Initially delivered as traditional large-group, extended (90-minute) lecture sessions streamed to multiple campuses at one time, Pierre and Claire 'flipped' this course and now deliver it in a collection of shorter online lecture modules supported by a strong alignment with interactive tutorial activities, which has had positive outcomes for students. This model has helped to guide their students through developing a chosen research topic, finding credible supporting information, thinking critically about the research process while encouraging self-directed learning and ultimately self-reliance.
Pierre and Claire have placed the following principles at the core of the flipped classroom redesign:
- prioritising student experience
- listening and acting on feedback
- proactive innovation
- constructive alignment
- regular iterative redesign.
In this seminar, Claire and Pierre are offering their experiences so far, from the initial concept to the current fourth iteration of the course as a flipped classroom.
VicFlip Session2–the interactive workshop
This workshop is an opportunity for participants to have a hands-on experience of the major aspects of a flipped classroom initiative. Doing so will assist in understanding/demystifying the concept, its deployment, and sustainability.
A series of four 20-minute activities will cover the student perception of the flipped classroom, how to capitalise on this knowledge for the creation of digital assets, the importance of face-to-face sessions to expand the basic concepts, and finally the role of assessment strategies to evaluate the effectiveness of the model.

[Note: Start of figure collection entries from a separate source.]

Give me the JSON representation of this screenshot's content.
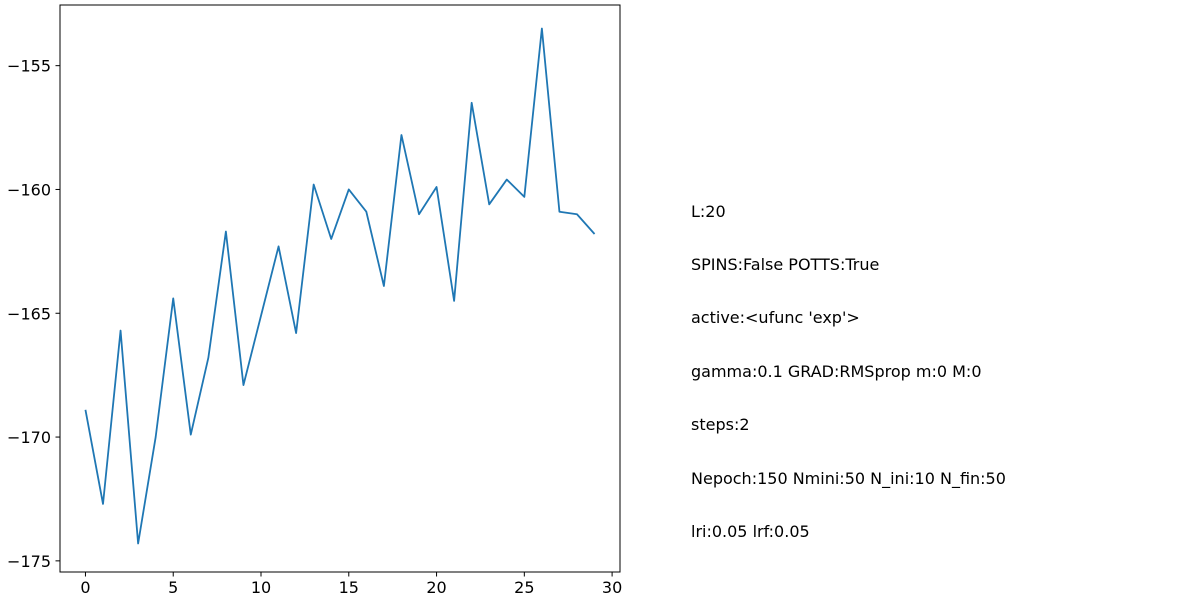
{
  "chart_data": {
    "type": "line",
    "title": "",
    "xlabel": "",
    "ylabel": "",
    "xlim": [
      -1.45,
      30.45
    ],
    "ylim": [
      -175.45,
      -152.55
    ],
    "x_ticks": [
      0,
      5,
      10,
      15,
      20,
      25,
      30
    ],
    "y_ticks": [
      -155,
      -160,
      -165,
      -170,
      -175
    ],
    "grid": false,
    "series": [
      {
        "name": "series-1",
        "color": "#1f77b4",
        "x": [
          0,
          1,
          2,
          3,
          4,
          5,
          6,
          7,
          8,
          9,
          10,
          11,
          12,
          13,
          14,
          15,
          16,
          17,
          18,
          19,
          20,
          21,
          22,
          23,
          24,
          25,
          26,
          27,
          28,
          29
        ],
        "values": [
          -168.9,
          -172.7,
          -165.7,
          -174.3,
          -170.0,
          -164.4,
          -169.9,
          -166.8,
          -161.7,
          -167.9,
          -165.1,
          -162.3,
          -165.8,
          -159.8,
          -162.0,
          -160.0,
          -160.9,
          -163.9,
          -157.8,
          -161.0,
          -159.9,
          -164.5,
          -156.5,
          -160.6,
          -159.6,
          -160.3,
          -153.5,
          -160.9,
          -161.0,
          -161.8
        ]
      }
    ]
  },
  "info_lines": [
    "L:20",
    "SPINS:False POTTS:True",
    "active:<ufunc 'exp'>",
    "gamma:0.1 GRAD:RMSprop m:0 M:0",
    "steps:2",
    "Nepoch:150 Nmini:50 N_ini:10 N_fin:50",
    "lri:0.05 lrf:0.05"
  ]
}
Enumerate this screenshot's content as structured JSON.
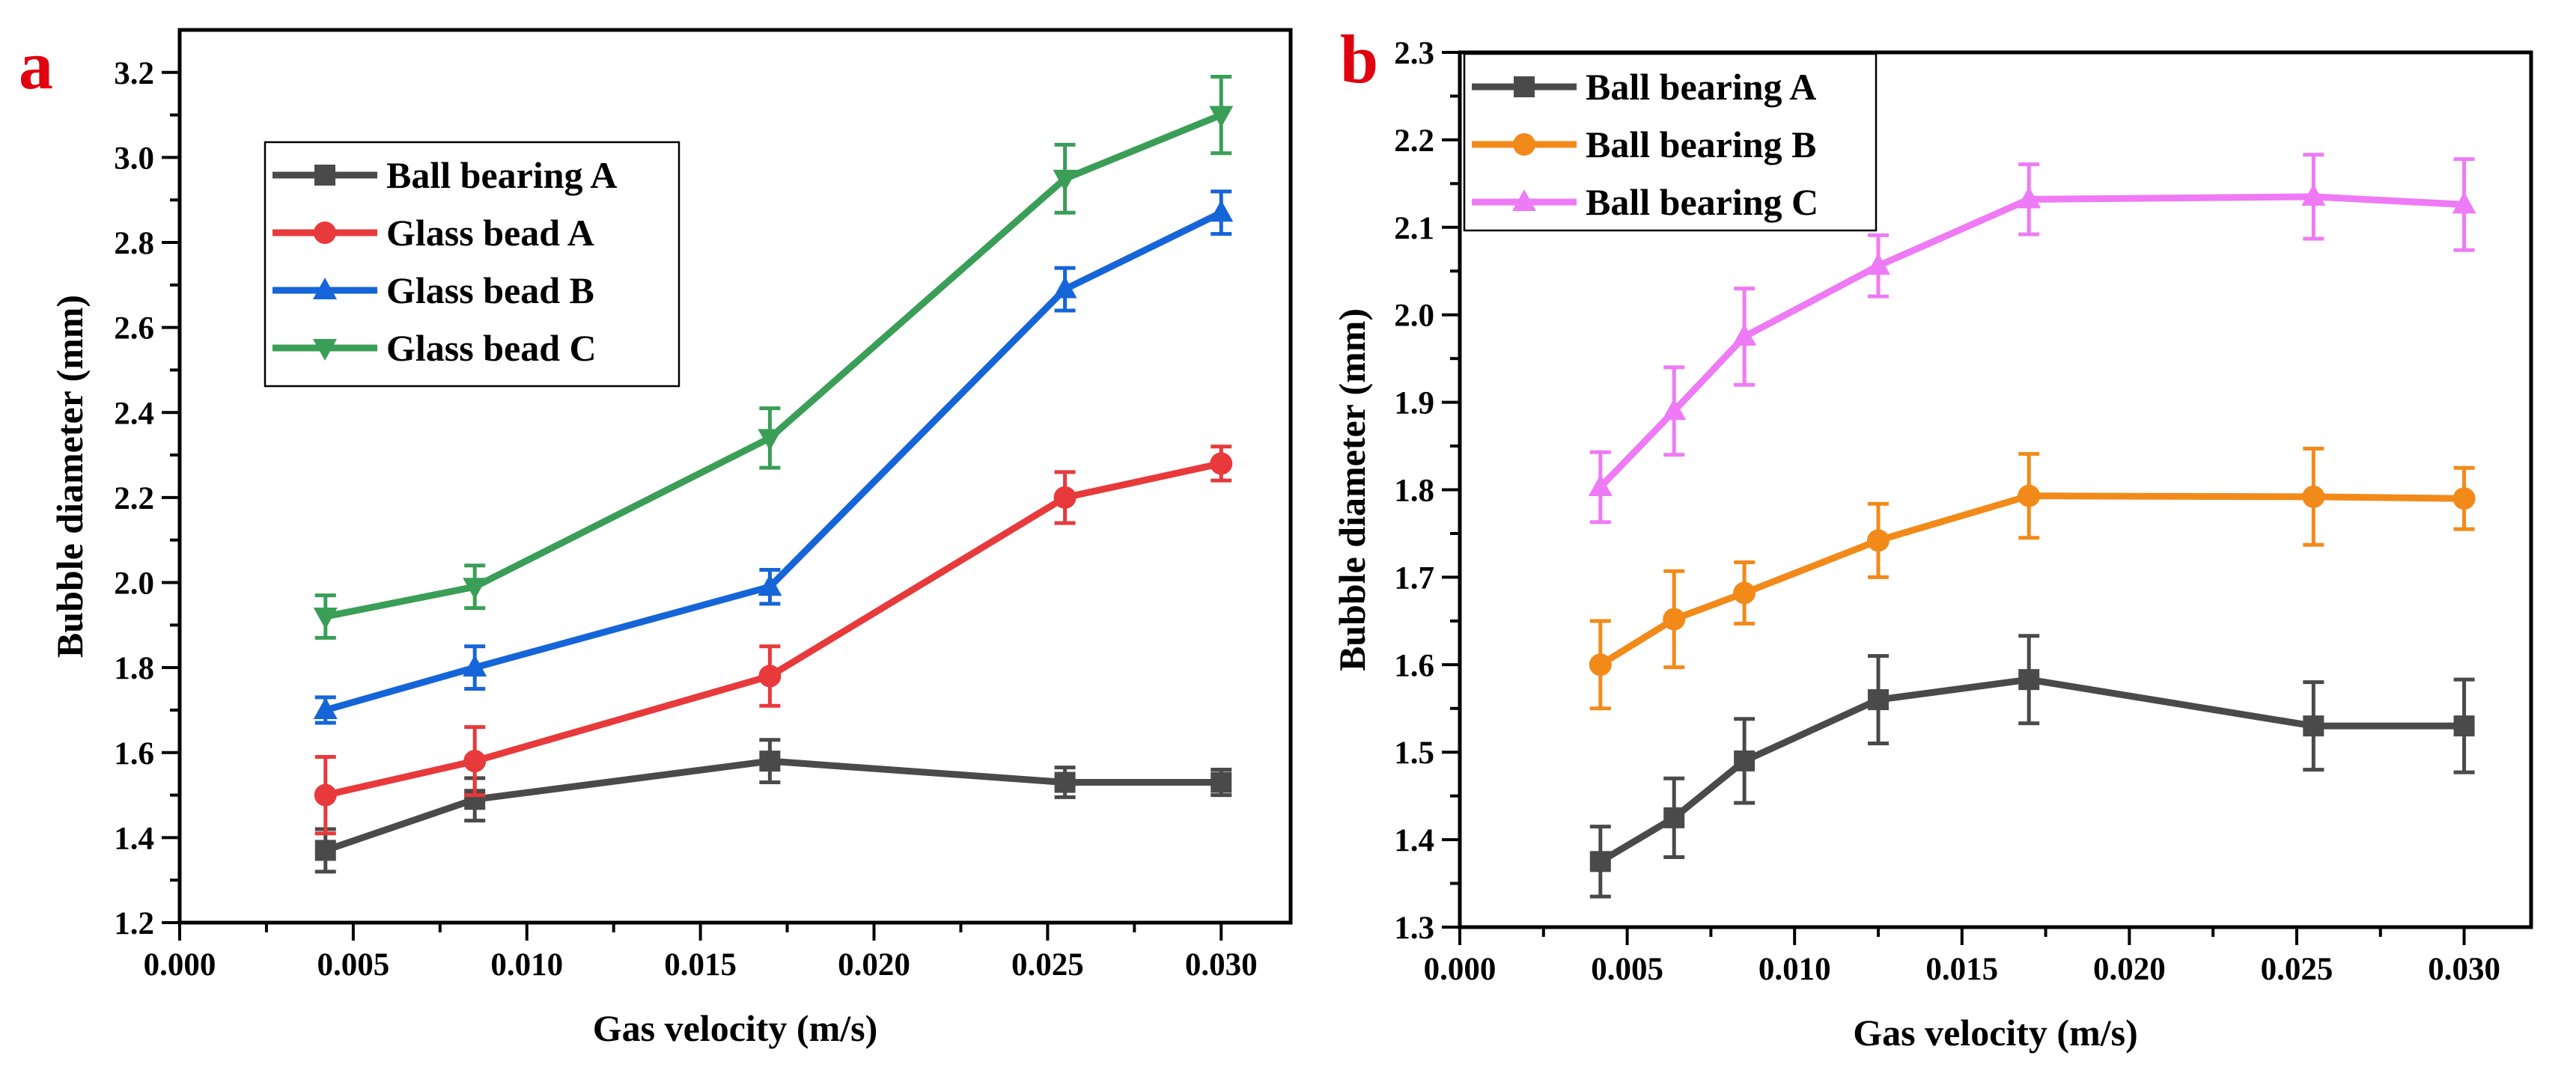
{
  "chart_data": [
    {
      "type": "line",
      "panel_label": "a",
      "xlabel": "Gas velocity (m/s)",
      "ylabel": "Bubble diameter (mm)",
      "xlim": [
        0.0,
        0.032
      ],
      "ylim": [
        1.2,
        3.3
      ],
      "xticks": [
        "0.000",
        "0.005",
        "0.010",
        "0.015",
        "0.020",
        "0.025",
        "0.030"
      ],
      "xtick_values": [
        0.0,
        0.005,
        0.01,
        0.015,
        0.02,
        0.025,
        0.03
      ],
      "yticks": [
        "1.2",
        "1.4",
        "1.6",
        "1.8",
        "2.0",
        "2.2",
        "2.4",
        "2.6",
        "2.8",
        "3.0",
        "3.2"
      ],
      "ytick_values": [
        1.2,
        1.4,
        1.6,
        1.8,
        2.0,
        2.2,
        2.4,
        2.6,
        2.8,
        3.0,
        3.2
      ],
      "x": [
        0.0042,
        0.0085,
        0.017,
        0.0255,
        0.03
      ],
      "legend_position": "top-left",
      "series": [
        {
          "name": "Ball bearing A",
          "color": "#4a4a4a",
          "marker": "square",
          "values": [
            1.37,
            1.49,
            1.58,
            1.53,
            1.53
          ],
          "errors": [
            0.05,
            0.05,
            0.05,
            0.035,
            0.03
          ]
        },
        {
          "name": "Glass bead A",
          "color": "#e8393b",
          "marker": "circle",
          "values": [
            1.5,
            1.58,
            1.78,
            2.2,
            2.28
          ],
          "errors": [
            0.09,
            0.08,
            0.07,
            0.06,
            0.04
          ]
        },
        {
          "name": "Glass bead B",
          "color": "#1565d8",
          "marker": "triangle-up",
          "values": [
            1.7,
            1.8,
            1.99,
            2.69,
            2.87
          ],
          "errors": [
            0.03,
            0.05,
            0.04,
            0.05,
            0.05
          ]
        },
        {
          "name": "Glass bead C",
          "color": "#3a9e57",
          "marker": "triangle-down",
          "values": [
            1.92,
            1.99,
            2.34,
            2.95,
            3.1
          ],
          "errors": [
            0.05,
            0.05,
            0.07,
            0.08,
            0.09
          ]
        }
      ]
    },
    {
      "type": "line",
      "panel_label": "b",
      "xlabel": "Gas velocity (m/s)",
      "ylabel": "Bubble diameter (mm)",
      "xlim": [
        0.0,
        0.032
      ],
      "ylim": [
        1.3,
        2.3
      ],
      "xticks": [
        "0.000",
        "0.005",
        "0.010",
        "0.015",
        "0.020",
        "0.025",
        "0.030"
      ],
      "xtick_values": [
        0.0,
        0.005,
        0.01,
        0.015,
        0.02,
        0.025,
        0.03
      ],
      "yticks": [
        "1.3",
        "1.4",
        "1.5",
        "1.6",
        "1.7",
        "1.8",
        "1.9",
        "2.0",
        "2.1",
        "2.2",
        "2.3"
      ],
      "ytick_values": [
        1.3,
        1.4,
        1.5,
        1.6,
        1.7,
        1.8,
        1.9,
        2.0,
        2.1,
        2.2,
        2.3
      ],
      "x": [
        0.0042,
        0.0064,
        0.0085,
        0.0125,
        0.017,
        0.0255,
        0.03
      ],
      "legend_position": "top-left",
      "series": [
        {
          "name": "Ball bearing A",
          "color": "#4a4a4a",
          "marker": "square",
          "values": [
            1.375,
            1.425,
            1.49,
            1.56,
            1.583,
            1.53,
            1.53
          ],
          "errors": [
            0.04,
            0.045,
            0.048,
            0.05,
            0.05,
            0.05,
            0.053
          ]
        },
        {
          "name": "Ball bearing B",
          "color": "#f28a1a",
          "marker": "circle",
          "values": [
            1.6,
            1.652,
            1.682,
            1.742,
            1.793,
            1.792,
            1.79
          ],
          "errors": [
            0.05,
            0.055,
            0.035,
            0.042,
            0.048,
            0.055,
            0.035
          ]
        },
        {
          "name": "Ball bearing C",
          "color": "#ef7af5",
          "marker": "triangle-up",
          "values": [
            1.803,
            1.89,
            1.975,
            2.056,
            2.132,
            2.135,
            2.126
          ],
          "errors": [
            0.04,
            0.05,
            0.055,
            0.035,
            0.04,
            0.048,
            0.052
          ]
        }
      ]
    }
  ]
}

In the spirit of the flipped classroom and its class preparatory activities, workshop attendees will be asked to view a short video and carry out a mysterious (and delicious) task in their own time, prior to attending. Additional details about the task will be sent out after registration (no spoilers).

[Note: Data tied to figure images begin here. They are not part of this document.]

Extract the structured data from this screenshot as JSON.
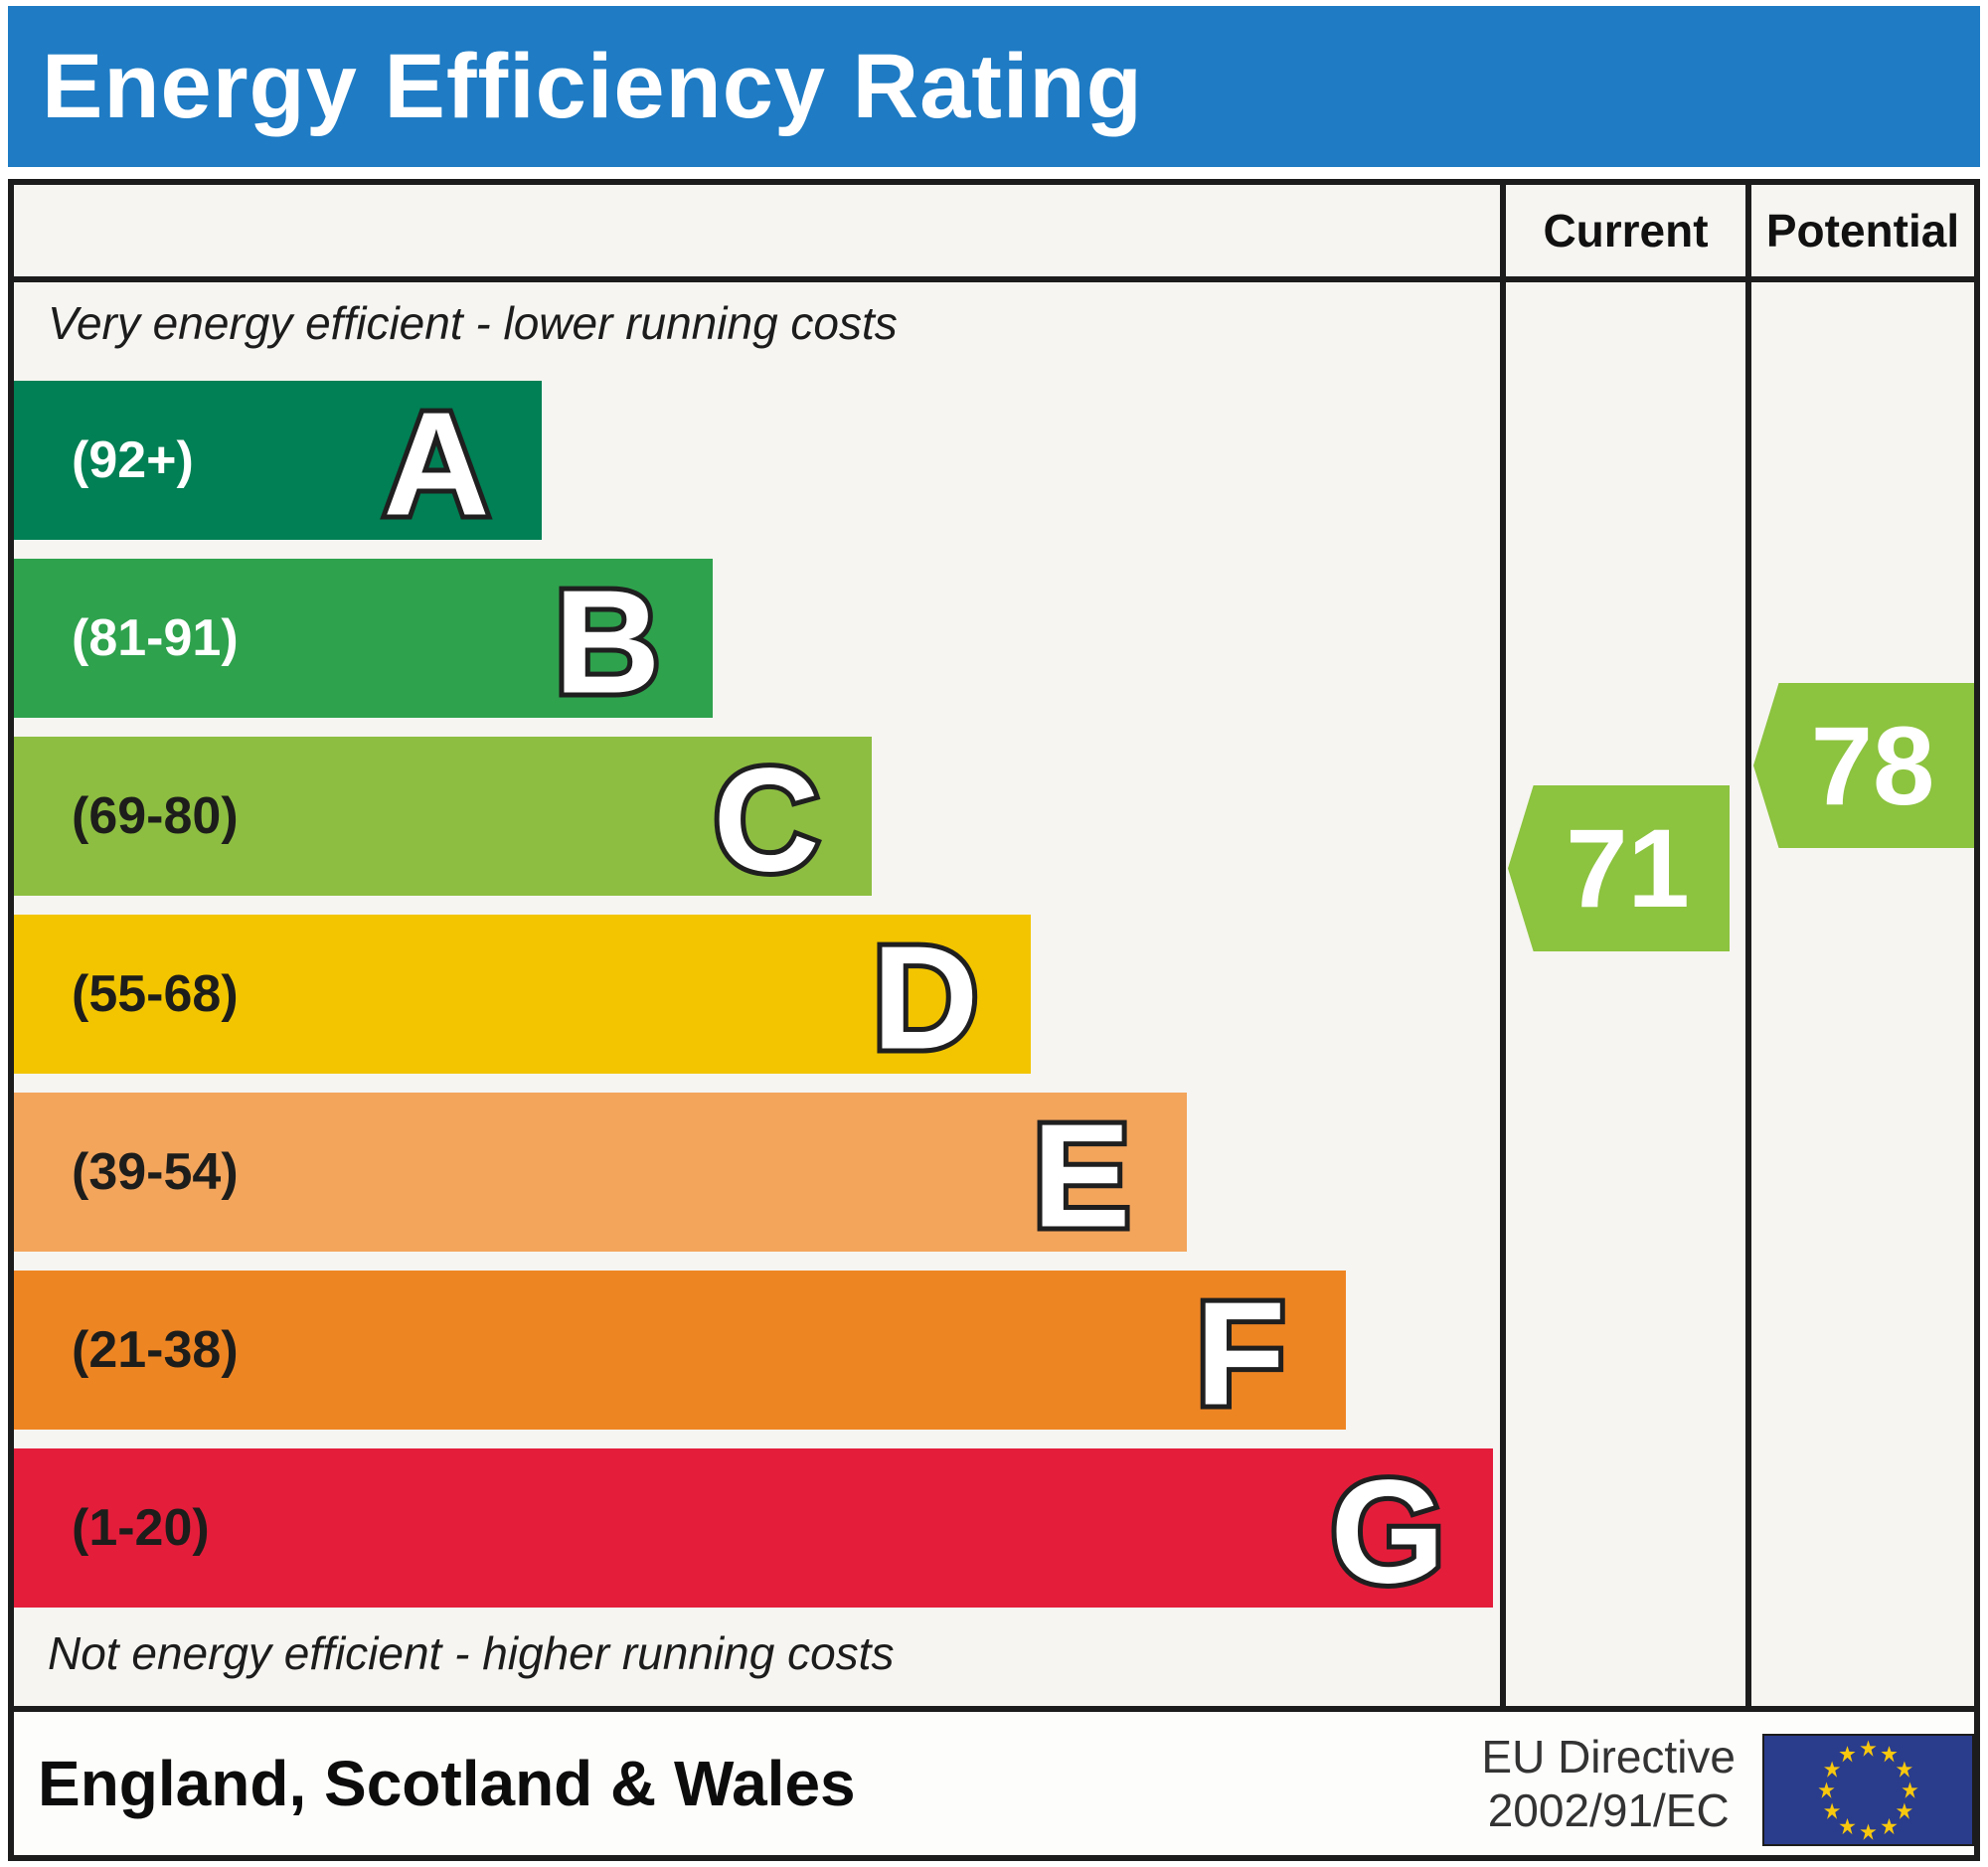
{
  "title": "Energy Efficiency Rating",
  "columns": {
    "current": "Current",
    "potential": "Potential"
  },
  "colors": {
    "title_bar": "#1e7bc4",
    "border": "#1c1c1c",
    "chart_background": "#f6f5f1"
  },
  "chart_data": {
    "type": "bar",
    "title": "Energy Efficiency Rating",
    "top_caption": "Very energy efficient - lower running costs",
    "bottom_caption": "Not energy efficient - higher running costs",
    "legend_position": "none",
    "grid": false,
    "bands": [
      {
        "letter": "A",
        "range_label": "(92+)",
        "range_min": 92,
        "range_max": 100,
        "color": "#008054",
        "label_color": "#ffffff",
        "width_pct": 35.5
      },
      {
        "letter": "B",
        "range_label": "(81-91)",
        "range_min": 81,
        "range_max": 91,
        "color": "#2ea24d",
        "label_color": "#ffffff",
        "width_pct": 47.0
      },
      {
        "letter": "C",
        "range_label": "(69-80)",
        "range_min": 69,
        "range_max": 80,
        "color": "#8dbe41",
        "label_color": "#1d1d1b",
        "width_pct": 57.7
      },
      {
        "letter": "D",
        "range_label": "(55-68)",
        "range_min": 55,
        "range_max": 68,
        "color": "#f2c500",
        "label_color": "#1d1d1b",
        "width_pct": 68.4
      },
      {
        "letter": "E",
        "range_label": "(39-54)",
        "range_min": 39,
        "range_max": 54,
        "color": "#f3a55c",
        "label_color": "#1d1d1b",
        "width_pct": 78.9
      },
      {
        "letter": "F",
        "range_label": "(21-38)",
        "range_min": 21,
        "range_max": 38,
        "color": "#ee8523",
        "label_color": "#1d1d1b",
        "width_pct": 89.6
      },
      {
        "letter": "G",
        "range_label": "(1-20)",
        "range_min": 1,
        "range_max": 20,
        "color": "#e41d3b",
        "label_color": "#1d1d1b",
        "width_pct": 99.5
      }
    ],
    "current": {
      "value": 71,
      "band": "C",
      "color": "#8cc33f"
    },
    "potential": {
      "value": 78,
      "band": "C",
      "color": "#8cc33f"
    }
  },
  "footer": {
    "region": "England, Scotland & Wales",
    "directive_line1": "EU Directive",
    "directive_line2": "2002/91/EC",
    "eu_flag": {
      "background": "#2a3c8c",
      "star_color": "#f8c80e"
    }
  }
}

If you are involved/interested in the following this workshop is for you:
- Online course delivery or use of digital assets in teaching student engagement, particularly for first-year classes.
- Teaching classes with high proportions of Māori/Pasifika students and students for whom English is not their first language.
- Development of collaborative work on courses between Centre for Academic Development, Digital Solutions, and teaching staff.
- Teaching and assessing critical thinking and communication skills.
- Delivery of courses asynchronously and/or to multiple campuses.
- Finding out more about how teaching is done at other institutions.
What's your blend?
What is blended learning? Is it something that I might want to consider looking at for course design and delivery? What does it offer, and how have other colleagues from a range of disciplines across the University made use of it? What support is available to me if I do want to adopt this approach?
These questions, among others will inform a joint VicTeach and Victoria Business School sponsored event. While the event is being held on the Pipitea Campus, all Victoria teaching and teaching support staff are welcome to attend. The objective of the workshop is to provide participants with an understanding of what blended learning is, an opportunity to hear from colleagues who are using this mode of learning and teaching, and to reflect on what it may have to offer to individual course coordinators and programme directors.
In essence this workshop will provide an opportunity to become familiar with this mode of learning and teaching (to answer the ‘what’ and ‘what if’ questions), and will be a prelude to further workshops and seminars—many of which are already being offered—focused on the specific skills and technologies to make it happen (the ‘how’ questions).